I’ll see what I can come up with for a procedural/white paper idea for you. My primary goal for this was to compare a year’s worth of actual access_log traffic to what Google Analytics had said we’d been doing for the past year, mostly because the numbers Google Analytics had been reporting were lower than the numbers of impressions that Google Adsense had said we were getting on those same pages, and Quantcast was reporting even lower metrics.
So we wanted a new solution, and the only way to compare was to see what the actual logs tracked, and see what the Piwik js tracked, then see how those both compare to GA and Quantcast, at least for November and December (comparing log data vs live tracking data).

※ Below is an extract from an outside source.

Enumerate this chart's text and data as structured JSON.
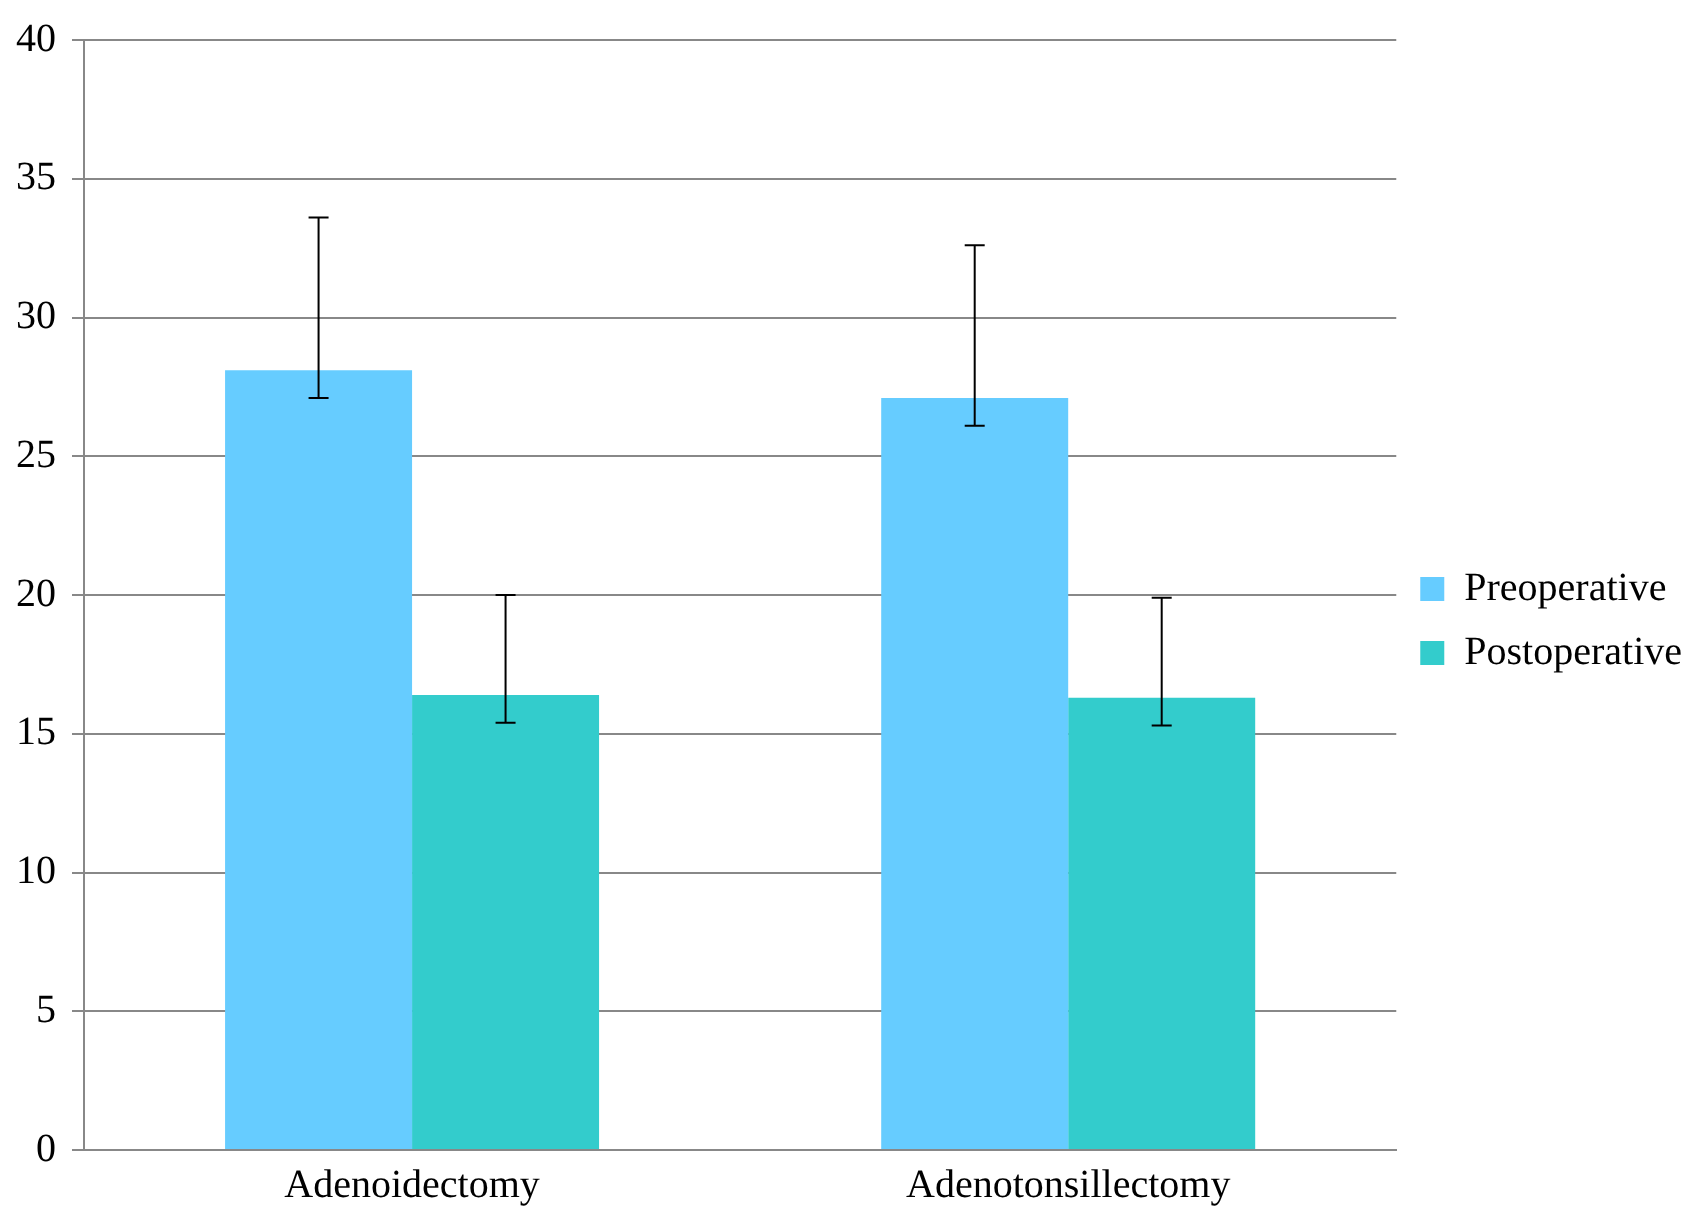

What the import_logs.py did was crunch 25Gb of raw access_log data (in chunks, not one big bite) into about 3Gb of visitor data in the database. Not bad at all
As for the visitor log purging, I do have slow query tracking on, but it’s not telling me anything useful yet. I have dozens of queries like this:
# Query_time: 10 Lock_time: 0 Rows_sent: 0 Rows_examined: 0
LOAD DATA LOCAL INFILE
'/tmp/assets/piwik_archive_blob_2012_01-aa52ede77e7cabbda103a4042a9144f7.csv'
REPLACE
INTO TABLE
piwik_archive_blob_2012_01
FIELDS TERMINATED BY
' '
ENCLOSED BY
'"'
ESCAPED BY '\\'
LINES TERMINATED BY
'
'
(idarchive,idsite,date1,date2,period,ts_archived,name,value);
complete with the weird tabs, plus several like this:
# Query_time: 18 Lock_time: 0 Rows_sent: 0 Rows_examined: 0
DELETE
FROM piwik_archive_blob_2012_01
WHERE idarchive IN (803,802,801,800,820,819,818,817,816,815,814,813,804,805,806,807,808,809,810,811,812);
and this:
# Query_time: 16 Lock_time: 0 Rows_sent: 1 Rows_examined: 5969945
SELECT COUNT(*) FROM piwik_log_link_visit_action WHERE idvisit <= '1364813';
# Query_time: 202 Lock_time: 0 Rows_sent: 1 Rows_examined: 12910042
SELECT COUNT(*) FROM piwik_log_link_visit_action WHERE idvisit <= '2376138';
# Query_time: 17 Lock_time: 0 Rows_sent: 1 Rows_examined: 2324618
SELECT COUNT(*) FROM piwik_log_visit WHERE idvisit <= '2376138';
# Query_time: 200 Lock_time: 0 Rows_sent: 1 Rows_examined: 12810320
SELECT COUNT(*) FROM piwik_log_link_visit_action WHERE idvisit <= '2376138';
# Query_time: 213 Lock_time: 0 Rows_sent: 1 Rows_examined: 12641093
SELECT COUNT(*) FROM piwik_log_link_visit_action WHERE idvisit <= '2376138';
but there’s nothing in the error logs at all. Also, currently have archiving done by cron, every 7200 seconds.
Also, I see a lot of entries for DELETE FROM piwik_archive_blob_2012_somedate, but nothing for deleting visitor logs…
I thought that with the “regularly delete old visitor logs” set to “yes”, and “regularly delete old reports” set to “no”, that would clear out the visitor logs but leave the data (in the blob tables) be… is my understanding of that correct?